The Composer Fight Intensifies

It's crucial for any big fight to build to a conclusion so that the player can get his "feet wet" on the early challenges but feel satisfied by the time the combat ends that he wasn't simply handed a victory.

This encounter gets hectic by the end, but hopefully ends up feeling like the only thing it "punishes" is poor decision-making.  This could be a decision like "not getting out of a vehicle when it's on its last legs" or "failing to pay attention to ammo counters and running out of shots" or many other things.


Gameplay Video

 

 
CHALLENGE

It's a massive, challenging fight with a lot of waves for the players and a lot of variables (such as how to account for where 4 co-op players might be at a given moment when scripting), but at its core, there are two elements of particular interest.
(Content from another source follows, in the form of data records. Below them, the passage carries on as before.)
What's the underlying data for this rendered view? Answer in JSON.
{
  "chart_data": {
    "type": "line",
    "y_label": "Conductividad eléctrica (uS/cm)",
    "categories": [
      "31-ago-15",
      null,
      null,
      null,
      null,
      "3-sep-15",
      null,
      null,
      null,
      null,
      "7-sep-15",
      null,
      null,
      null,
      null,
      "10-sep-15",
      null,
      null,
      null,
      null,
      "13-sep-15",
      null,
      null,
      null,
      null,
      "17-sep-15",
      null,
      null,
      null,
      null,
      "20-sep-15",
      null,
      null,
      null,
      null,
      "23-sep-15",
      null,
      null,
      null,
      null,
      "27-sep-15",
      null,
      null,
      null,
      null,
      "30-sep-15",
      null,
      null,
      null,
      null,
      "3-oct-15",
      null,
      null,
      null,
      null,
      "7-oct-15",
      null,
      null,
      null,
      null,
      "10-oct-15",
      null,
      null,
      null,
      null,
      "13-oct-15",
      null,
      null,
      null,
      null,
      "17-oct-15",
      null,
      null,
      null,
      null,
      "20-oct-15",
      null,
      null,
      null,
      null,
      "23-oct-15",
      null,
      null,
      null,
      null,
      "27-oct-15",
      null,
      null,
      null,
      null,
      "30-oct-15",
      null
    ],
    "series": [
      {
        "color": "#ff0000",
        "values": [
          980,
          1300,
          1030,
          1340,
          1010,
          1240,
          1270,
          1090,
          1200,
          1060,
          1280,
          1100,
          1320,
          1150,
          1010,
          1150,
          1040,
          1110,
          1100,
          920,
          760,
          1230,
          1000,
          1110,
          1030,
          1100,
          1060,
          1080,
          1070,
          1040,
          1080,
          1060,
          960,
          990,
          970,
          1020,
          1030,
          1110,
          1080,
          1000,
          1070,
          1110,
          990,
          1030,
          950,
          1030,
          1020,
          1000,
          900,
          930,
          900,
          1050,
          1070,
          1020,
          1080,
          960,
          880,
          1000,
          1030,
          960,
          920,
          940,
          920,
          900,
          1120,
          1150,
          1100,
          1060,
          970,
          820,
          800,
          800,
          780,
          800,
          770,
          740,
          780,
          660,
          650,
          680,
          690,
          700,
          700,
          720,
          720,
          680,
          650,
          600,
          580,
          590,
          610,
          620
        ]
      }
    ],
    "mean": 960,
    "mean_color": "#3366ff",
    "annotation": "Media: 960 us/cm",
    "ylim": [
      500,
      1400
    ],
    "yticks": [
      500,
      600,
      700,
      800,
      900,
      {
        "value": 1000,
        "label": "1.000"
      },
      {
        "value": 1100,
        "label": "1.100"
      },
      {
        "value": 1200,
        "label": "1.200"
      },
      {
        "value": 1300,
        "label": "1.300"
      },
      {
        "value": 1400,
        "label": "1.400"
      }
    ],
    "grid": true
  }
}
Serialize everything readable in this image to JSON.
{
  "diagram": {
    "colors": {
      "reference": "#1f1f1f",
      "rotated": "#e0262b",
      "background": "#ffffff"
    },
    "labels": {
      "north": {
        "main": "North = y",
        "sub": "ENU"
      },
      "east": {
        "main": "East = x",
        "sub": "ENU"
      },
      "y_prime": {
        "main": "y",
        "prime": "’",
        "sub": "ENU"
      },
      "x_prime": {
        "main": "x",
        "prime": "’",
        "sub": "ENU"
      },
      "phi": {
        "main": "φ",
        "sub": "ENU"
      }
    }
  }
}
First, beyond the initial scattering of enemies, all the reinforcements had to come from somewhere.  This includes both ground troops and vehicles like Ghosts and Scarab tanks, which fortunately can all be carried aboard dropships.

Second, we wanted to vary the challenges over the course of the fight to keep things fresh and interesting.  Therefore, there's a standard escalation—Grunts and Jackals give way to Elites with more powerful weaponry, Ghosts give way to Scarab tanks then both at once—but we also introduce a wave of Banshees (by themselves, since it kind of sucks to be looking up at them and have enemies on the ground also firing at you) and then mix in everything all at once... but in a controlled way.




As the fight caps off, we wanted to leave the player with a bit of a mystery (which gets explained soon after)—the final wave comes in, fights for a minute or two, then, simultaneously, all the enemies fall back.  The dropships and Banshees leave.



"Why?," a new player might ask.  "What changed?"

As they'll soon find out, the Didact called for a retreat...  because he never really needed the Covenant to help him retrieve the Composer in the first place.